Le jour de son cinquantième anniversaire, L. reçoit en cadeau « un frigo » de la part de sa mère. L. est un ancien mannequin devenu écrivain qui écrit ses mémoires car, comme le dit L. même, elle n’est plus présentable en bikini. L. vit avec sa bonne indigène : Goliatha À partir du moment où le frigo est posé là au centre de la scène, il va falloir qu’une des deux entre dedans. Mais laquelle ? La mort est arrivée, la voilà posée sur scène, qui attend. Commence alors une lutte contre la montre pour nos héroïnes. Comment échapper, dissuader la chose, envoyer l’autre dedans ?

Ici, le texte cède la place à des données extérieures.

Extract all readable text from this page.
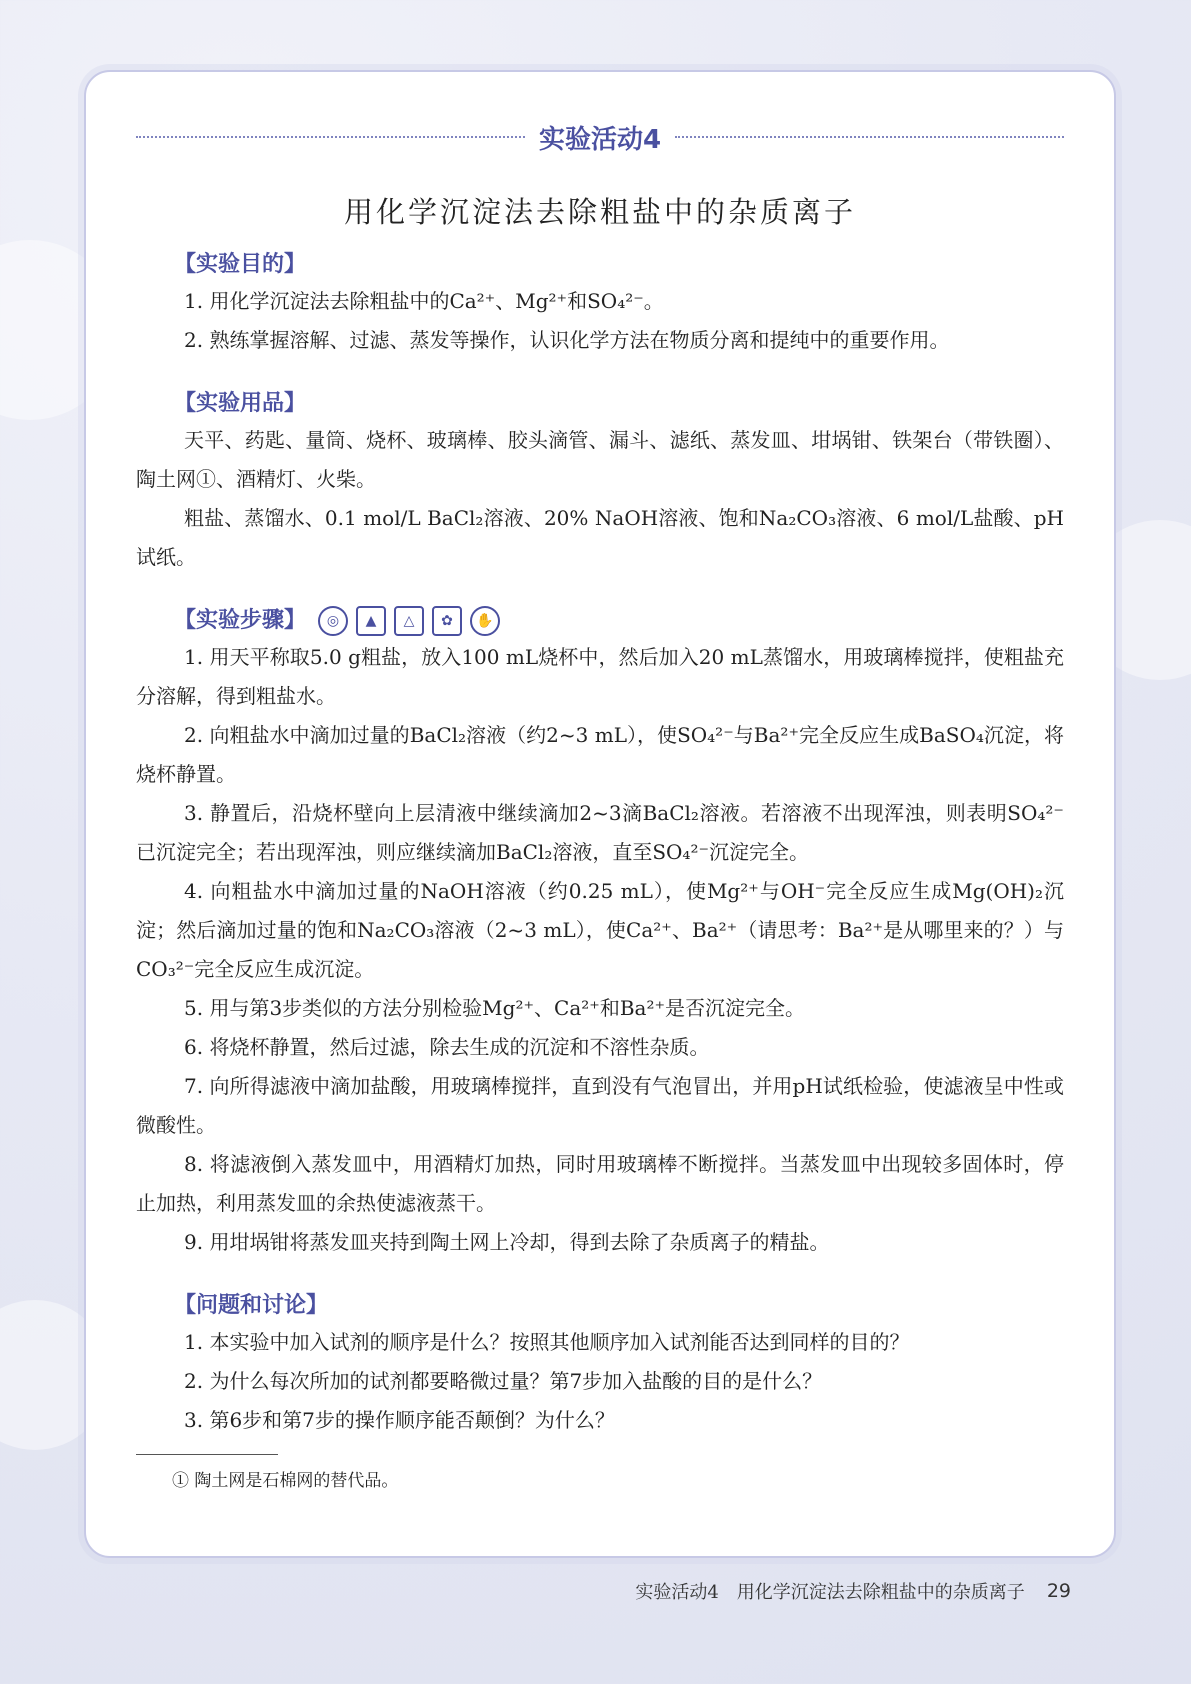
实验活动4
用化学沉淀法去除粗盐中的杂质离子
【实验目的】
1. 用化学沉淀法去除粗盐中的Ca²⁺、Mg²⁺和SO₄²⁻。
2. 熟练掌握溶解、过滤、蒸发等操作，认识化学方法在物质分离和提纯中的重要作用。
【实验用品】
天平、药匙、量筒、烧杯、玻璃棒、胶头滴管、漏斗、滤纸、蒸发皿、坩埚钳、铁架台（带铁圈）、陶土网①、酒精灯、火柴。
粗盐、蒸馏水、0.1 mol/L BaCl₂溶液、20% NaOH溶液、饱和Na₂CO₃溶液、6 mol/L盐酸、pH试纸。
【实验步骤】	◎	▲	△	✿	✋
1. 用天平称取5.0 g粗盐，放入100 mL烧杯中，然后加入20 mL蒸馏水，用玻璃棒搅拌，使粗盐充分溶解，得到粗盐水。
2. 向粗盐水中滴加过量的BaCl₂溶液（约2~3 mL），使SO₄²⁻与Ba²⁺完全反应生成BaSO₄沉淀，将烧杯静置。
3. 静置后，沿烧杯壁向上层清液中继续滴加2~3滴BaCl₂溶液。若溶液不出现浑浊，则表明SO₄²⁻已沉淀完全；若出现浑浊，则应继续滴加BaCl₂溶液，直至SO₄²⁻沉淀完全。
4. 向粗盐水中滴加过量的NaOH溶液（约0.25 mL），使Mg²⁺与OH⁻完全反应生成Mg(OH)₂沉淀；然后滴加过量的饱和Na₂CO₃溶液（2~3 mL），使Ca²⁺、Ba²⁺（请思考：Ba²⁺是从哪里来的？）与CO₃²⁻完全反应生成沉淀。
5. 用与第3步类似的方法分别检验Mg²⁺、Ca²⁺和Ba²⁺是否沉淀完全。
6. 将烧杯静置，然后过滤，除去生成的沉淀和不溶性杂质。
7. 向所得滤液中滴加盐酸，用玻璃棒搅拌，直到没有气泡冒出，并用pH试纸检验，使滤液呈中性或微酸性。
8. 将滤液倒入蒸发皿中，用酒精灯加热，同时用玻璃棒不断搅拌。当蒸发皿中出现较多固体时，停止加热，利用蒸发皿的余热使滤液蒸干。
9. 用坩埚钳将蒸发皿夹持到陶土网上冷却，得到去除了杂质离子的精盐。
【问题和讨论】
1. 本实验中加入试剂的顺序是什么？按照其他顺序加入试剂能否达到同样的目的？
2. 为什么每次所加的试剂都要略微过量？第7步加入盐酸的目的是什么？
3. 第6步和第7步的操作顺序能否颠倒？为什么？
① 陶土网是石棉网的替代品。
实验活动4　用化学沉淀法去除粗盐中的杂质离子 29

Pour ce faire L. se déguise, joue à Madame, maltraite Goliatha, avec toutes sortes d’accessoires : robes, maquillage, strass. Goliatha mange les clés du Frigo, lui envoie le concierge pour un viol, et finira par lui apporter une corde pour qu’elle se pende. Finalement, L. trouve un rat derrière le Frigo et tombe amoureuse.
Elle lui dit ses derniers mots et accepte de s’endormir tranquillement dans le Frigo, comme un enfant. Le final de ce ballet mortuaire est une « danse amoureuse », un pas de deux avec un rat. Copi prévoit qu’un seul acteur joue tous les rôles dans un tourbillon schizophrénique. Il laisse au choix la possibilité de le jouer avec six acteurs aussi. Il s’amuse avec le dédoublement et la transformation des corps : les âges et les sexes se confondent dans un même corps, Goliatha tue Madame, son fantôme apparaît, suivi de près par sa mère puis la Doctoresse Freud. Copi se réfère très nettement ici aux « Bonnes » de Genet. Il en donne une version beaucoup plus baroque et déjantée. Derrière l’apparente légèreté du style se cache une vrai folie, une immense solitude et comme toujours, une profonde et drôle réflexion sur ce qu’est la mort, donc la vie.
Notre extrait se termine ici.